One of the most interesting questions to come out of the Facebook debate was about making public data more easily accessible. Everything I was looking at releasing was available through a Google search and through many other commercial companies, so in a simplistic view it was already completely public and releasing it in a convenient form made no difference. However that doesn't match our intuitive reactions, we are a lot more relaxed when data is theoretically available to anyone but hard to get to than when there's an easy way to access it.
One of my favorite researchers in this area, Arvind Narayanan, recently started a series of articles that try to turn this gut reaction into a usable model. I also spent a very productive lunch with Jud Valeski, Josh Fraser and Jon Fox hashing out the implications of the coming wave of accessibility, so here's a few highlights from that discussion.
Prop 8. Information about donors to political campaigns has always been public, but traditionally required a visit to city hall to dig through piles of paper. Suddenly the donors behind Prop 8 in California found themselves listed on a map anyone could access on the internet. While predictions of violence or boycotts didn't materialize, Scott Eckern ended up resigning from his job once his donation became widely known. I'm pretty certain he wasn't aware that his donation would be public knowledge, it's a clear case where the the distribution channel made the information much more powerful.
InfoUSA. Imagine a thought experiment where I downloaded the income, charitable donations, pets and military service information for all 89,000 Boulder residents listed in InfoUSA's marketing database, and put that information up in a public web page. That's obviously pretty freaky, but absolutely anyone with $7,000 to spare can grab exactly the same information! That intuitive reaction is very hard to model. Is it because at the moment someone has to make more of an effort to get that information? Do we actually prefer that our information is for sale, rather than free? Or are we just comfortable with a 'privacy through obscurity' regime?

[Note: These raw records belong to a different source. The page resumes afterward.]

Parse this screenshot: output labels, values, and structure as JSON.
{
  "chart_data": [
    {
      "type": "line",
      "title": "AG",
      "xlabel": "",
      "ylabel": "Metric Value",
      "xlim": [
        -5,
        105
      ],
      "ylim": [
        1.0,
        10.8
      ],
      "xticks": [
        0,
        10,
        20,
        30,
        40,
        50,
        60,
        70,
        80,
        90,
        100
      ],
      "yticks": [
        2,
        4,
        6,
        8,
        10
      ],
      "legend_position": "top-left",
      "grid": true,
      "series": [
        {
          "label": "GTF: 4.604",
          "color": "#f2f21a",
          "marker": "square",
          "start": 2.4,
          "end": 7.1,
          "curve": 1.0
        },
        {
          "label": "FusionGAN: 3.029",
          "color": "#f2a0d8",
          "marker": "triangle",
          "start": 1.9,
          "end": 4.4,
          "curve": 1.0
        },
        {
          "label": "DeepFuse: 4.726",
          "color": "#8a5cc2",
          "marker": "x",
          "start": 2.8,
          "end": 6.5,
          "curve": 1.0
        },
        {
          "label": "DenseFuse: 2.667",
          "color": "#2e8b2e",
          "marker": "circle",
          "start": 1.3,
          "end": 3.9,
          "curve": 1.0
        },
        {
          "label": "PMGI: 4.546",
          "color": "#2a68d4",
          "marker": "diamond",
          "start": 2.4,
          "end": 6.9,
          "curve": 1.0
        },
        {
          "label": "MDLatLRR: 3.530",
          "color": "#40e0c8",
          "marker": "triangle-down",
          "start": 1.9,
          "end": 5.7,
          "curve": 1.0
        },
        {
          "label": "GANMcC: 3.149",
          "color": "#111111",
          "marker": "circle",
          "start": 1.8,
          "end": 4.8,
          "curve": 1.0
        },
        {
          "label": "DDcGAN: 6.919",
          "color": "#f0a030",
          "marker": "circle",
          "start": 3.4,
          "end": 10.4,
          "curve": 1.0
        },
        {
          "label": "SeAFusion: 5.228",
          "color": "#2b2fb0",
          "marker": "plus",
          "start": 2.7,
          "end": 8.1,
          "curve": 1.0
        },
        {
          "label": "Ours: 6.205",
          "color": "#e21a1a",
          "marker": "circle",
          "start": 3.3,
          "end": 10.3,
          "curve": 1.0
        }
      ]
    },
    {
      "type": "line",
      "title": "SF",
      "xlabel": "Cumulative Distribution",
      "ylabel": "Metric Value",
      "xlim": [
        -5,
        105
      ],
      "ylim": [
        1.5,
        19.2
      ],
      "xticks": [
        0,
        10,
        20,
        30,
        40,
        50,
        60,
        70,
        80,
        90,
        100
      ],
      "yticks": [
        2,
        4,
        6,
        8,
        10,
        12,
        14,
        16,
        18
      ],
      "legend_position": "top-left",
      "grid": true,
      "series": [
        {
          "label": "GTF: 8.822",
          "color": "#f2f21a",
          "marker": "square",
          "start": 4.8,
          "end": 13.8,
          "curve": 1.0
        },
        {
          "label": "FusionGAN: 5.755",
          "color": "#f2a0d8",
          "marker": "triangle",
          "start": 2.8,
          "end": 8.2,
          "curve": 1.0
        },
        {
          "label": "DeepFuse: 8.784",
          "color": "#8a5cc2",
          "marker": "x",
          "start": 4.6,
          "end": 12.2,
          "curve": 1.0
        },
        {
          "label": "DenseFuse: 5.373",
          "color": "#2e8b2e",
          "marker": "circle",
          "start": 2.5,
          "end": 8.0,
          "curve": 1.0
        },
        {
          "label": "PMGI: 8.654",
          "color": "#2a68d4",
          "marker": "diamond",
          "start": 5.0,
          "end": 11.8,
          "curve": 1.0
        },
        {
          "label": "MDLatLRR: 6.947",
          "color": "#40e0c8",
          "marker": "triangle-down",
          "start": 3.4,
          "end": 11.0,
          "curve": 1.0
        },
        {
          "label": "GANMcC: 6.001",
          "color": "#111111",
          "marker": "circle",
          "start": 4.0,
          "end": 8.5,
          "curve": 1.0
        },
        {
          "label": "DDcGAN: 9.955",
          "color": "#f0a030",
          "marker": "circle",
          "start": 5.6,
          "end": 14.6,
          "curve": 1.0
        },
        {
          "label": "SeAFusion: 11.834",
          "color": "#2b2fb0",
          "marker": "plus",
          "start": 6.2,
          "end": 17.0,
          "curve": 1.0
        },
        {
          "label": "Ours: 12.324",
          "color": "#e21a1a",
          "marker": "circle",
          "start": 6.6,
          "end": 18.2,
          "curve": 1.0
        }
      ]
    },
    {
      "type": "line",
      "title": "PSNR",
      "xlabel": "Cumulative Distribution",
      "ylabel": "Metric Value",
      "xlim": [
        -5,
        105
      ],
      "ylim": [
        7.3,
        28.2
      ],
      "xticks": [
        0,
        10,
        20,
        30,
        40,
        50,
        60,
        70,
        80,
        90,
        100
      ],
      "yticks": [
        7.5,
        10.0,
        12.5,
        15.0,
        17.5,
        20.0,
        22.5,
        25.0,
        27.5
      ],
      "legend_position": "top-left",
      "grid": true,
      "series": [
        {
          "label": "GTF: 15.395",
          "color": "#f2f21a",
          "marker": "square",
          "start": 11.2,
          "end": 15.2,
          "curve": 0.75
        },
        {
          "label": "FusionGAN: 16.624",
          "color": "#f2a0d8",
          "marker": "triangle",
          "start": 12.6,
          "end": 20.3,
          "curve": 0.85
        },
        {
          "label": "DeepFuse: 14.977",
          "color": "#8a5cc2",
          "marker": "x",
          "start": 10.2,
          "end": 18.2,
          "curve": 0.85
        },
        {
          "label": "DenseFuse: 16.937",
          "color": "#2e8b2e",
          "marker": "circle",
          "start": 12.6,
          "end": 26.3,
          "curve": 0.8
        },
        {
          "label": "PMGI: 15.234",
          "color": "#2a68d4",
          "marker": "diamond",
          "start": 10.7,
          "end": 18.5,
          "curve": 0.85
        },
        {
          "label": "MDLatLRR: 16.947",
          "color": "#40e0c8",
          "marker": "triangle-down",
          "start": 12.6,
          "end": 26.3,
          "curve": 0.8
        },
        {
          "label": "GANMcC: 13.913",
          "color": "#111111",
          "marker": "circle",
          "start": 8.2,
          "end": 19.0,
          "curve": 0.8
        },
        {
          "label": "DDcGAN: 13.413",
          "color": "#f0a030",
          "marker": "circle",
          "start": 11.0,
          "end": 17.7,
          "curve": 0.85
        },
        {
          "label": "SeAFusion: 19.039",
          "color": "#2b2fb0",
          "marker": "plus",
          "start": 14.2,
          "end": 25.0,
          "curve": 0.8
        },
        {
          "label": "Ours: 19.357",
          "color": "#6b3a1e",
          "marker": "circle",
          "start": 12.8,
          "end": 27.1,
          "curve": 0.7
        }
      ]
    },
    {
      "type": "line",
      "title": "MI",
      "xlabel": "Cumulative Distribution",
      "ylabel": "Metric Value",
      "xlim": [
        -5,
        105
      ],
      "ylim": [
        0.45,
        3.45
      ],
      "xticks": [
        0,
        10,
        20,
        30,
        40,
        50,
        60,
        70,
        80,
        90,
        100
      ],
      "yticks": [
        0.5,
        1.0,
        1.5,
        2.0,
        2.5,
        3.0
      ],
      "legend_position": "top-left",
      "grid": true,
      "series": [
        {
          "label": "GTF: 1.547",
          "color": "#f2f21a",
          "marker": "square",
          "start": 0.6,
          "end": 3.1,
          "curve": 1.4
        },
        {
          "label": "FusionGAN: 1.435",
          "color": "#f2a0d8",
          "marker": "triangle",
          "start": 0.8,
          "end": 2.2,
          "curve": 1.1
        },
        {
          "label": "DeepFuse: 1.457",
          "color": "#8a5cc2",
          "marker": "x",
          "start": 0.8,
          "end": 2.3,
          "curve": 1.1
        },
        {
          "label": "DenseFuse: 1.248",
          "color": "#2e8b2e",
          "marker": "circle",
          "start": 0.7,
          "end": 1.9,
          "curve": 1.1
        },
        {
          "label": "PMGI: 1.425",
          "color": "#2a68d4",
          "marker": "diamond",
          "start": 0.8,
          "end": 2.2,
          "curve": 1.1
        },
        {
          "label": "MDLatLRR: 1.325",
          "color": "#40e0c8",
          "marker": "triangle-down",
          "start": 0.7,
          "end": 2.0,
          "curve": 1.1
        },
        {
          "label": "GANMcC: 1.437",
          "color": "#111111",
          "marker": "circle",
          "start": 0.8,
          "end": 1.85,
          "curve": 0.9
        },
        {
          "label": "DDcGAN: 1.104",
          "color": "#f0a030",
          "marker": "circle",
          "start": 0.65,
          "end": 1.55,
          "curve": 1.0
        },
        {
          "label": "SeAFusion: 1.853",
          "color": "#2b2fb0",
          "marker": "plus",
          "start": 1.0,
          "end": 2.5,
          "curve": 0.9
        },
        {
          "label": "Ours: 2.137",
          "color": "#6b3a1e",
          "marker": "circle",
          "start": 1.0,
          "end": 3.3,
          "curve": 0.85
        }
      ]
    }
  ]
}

So what's my conclusion? On the one hand, the web has created so many amazing innovations because it's a fantastic way to make information more available, and initial privacy concerns have faded into the background as people become more used to services. On the other, the jury's not back on how the revolution will end. Is everyone really going to be their own public broadcaster on Twitter, or are we going to retreat into more private forums in the wake of future freakouts? I don't know the answer, but everyone working in this area needs to be thinking about more than the technical aspects of data accessibility.